Consider: the attack and the videotaped aftermath of Kerrigan screaming, "Why me?"

The arrests of the alleged participants. The confessions. The arrest of the ex-husband. The astonishing performance by the ex-husband's attorney, who all but convicted Harding in a news conference.

And the equally astonishing tale of how the story leaked out: a sex-telephone operator, in contact with the father of the bodyguard, notified the Detroit police.

PD And don't forget the FBI transcripts, which detailed that the al

leged plotters briefly considered hiring a sniper to shoot Kerrigan.

"You've got a true crime story," Frank Coffey said. "You've got the gang that couldn't shoot straight and an attack on Snow White. This is about the ugliest thing to happen in sports. Forever."

Believe it or not, it will come to an end. Unlike the other tabloid stories of the 1990s, there is a deadline: the women's gold medal will be awarded Feb. 25.

"This has got everything in it," Gentile said. "That is what we start to look for. That is the sensational stuff that becomes dominant news. If you can have any shred of violence and sex in a story, you're in business."

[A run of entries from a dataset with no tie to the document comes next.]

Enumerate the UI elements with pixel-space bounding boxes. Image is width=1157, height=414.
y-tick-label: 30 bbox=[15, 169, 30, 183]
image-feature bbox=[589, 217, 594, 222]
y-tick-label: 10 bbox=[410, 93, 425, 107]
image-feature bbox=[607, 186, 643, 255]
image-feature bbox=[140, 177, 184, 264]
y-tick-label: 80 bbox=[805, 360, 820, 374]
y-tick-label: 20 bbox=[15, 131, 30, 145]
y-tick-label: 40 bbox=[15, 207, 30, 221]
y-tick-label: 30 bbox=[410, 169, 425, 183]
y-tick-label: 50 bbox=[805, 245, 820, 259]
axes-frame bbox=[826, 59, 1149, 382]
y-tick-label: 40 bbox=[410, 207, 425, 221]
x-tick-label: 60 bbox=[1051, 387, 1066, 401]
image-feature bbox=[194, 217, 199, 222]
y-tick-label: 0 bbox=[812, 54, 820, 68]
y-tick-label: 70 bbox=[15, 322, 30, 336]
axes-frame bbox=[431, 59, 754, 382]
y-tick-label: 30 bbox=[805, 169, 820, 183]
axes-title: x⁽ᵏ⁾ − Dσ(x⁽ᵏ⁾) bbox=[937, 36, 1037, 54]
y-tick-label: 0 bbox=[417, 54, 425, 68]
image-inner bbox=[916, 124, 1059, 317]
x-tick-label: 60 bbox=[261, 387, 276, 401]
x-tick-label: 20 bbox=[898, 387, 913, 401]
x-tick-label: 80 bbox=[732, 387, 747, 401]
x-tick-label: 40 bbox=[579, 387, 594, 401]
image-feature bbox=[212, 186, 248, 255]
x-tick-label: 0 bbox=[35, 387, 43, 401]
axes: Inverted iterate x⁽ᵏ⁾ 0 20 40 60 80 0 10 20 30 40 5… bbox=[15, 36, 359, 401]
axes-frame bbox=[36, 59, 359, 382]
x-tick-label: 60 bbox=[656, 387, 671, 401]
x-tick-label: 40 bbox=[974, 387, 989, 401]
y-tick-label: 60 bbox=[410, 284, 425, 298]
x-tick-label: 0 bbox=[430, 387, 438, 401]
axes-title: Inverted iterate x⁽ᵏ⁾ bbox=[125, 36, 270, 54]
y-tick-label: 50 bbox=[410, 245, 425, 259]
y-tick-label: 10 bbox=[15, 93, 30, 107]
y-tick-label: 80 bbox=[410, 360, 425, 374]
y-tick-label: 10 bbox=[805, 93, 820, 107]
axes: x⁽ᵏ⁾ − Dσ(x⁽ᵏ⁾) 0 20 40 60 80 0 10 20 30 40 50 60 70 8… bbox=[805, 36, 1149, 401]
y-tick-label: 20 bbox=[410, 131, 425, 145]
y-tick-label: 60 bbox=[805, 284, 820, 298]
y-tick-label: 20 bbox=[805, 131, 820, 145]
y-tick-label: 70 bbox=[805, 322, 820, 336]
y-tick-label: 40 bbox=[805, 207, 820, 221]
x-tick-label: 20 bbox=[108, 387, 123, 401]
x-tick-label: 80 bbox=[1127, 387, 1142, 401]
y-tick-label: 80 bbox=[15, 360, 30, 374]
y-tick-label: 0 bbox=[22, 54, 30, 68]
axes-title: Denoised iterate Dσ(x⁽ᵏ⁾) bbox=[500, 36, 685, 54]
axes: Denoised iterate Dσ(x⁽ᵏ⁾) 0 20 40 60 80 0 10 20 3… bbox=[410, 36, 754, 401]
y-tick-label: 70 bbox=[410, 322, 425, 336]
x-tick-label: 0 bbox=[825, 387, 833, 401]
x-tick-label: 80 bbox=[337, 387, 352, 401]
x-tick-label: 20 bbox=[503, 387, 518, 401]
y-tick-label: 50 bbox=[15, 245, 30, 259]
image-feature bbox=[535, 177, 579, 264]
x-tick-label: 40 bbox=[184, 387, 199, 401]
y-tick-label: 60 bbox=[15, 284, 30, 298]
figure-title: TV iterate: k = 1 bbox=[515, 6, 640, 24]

And so are the oddsmakers.

At the Las Vegas Hilton, Kerrigan is a 4-1 favorite to finish ahead of Harding at the Olympics.

But the bets are only good if both skaters perform. Otherwise, the sports book will issue refunds.

Hilton spokeswoman Kathy Shepard said: "We're getting a lot of action. At first, we were getting the action on Kerrigan. But then it started swinging the other way to Harding. People like the underdog."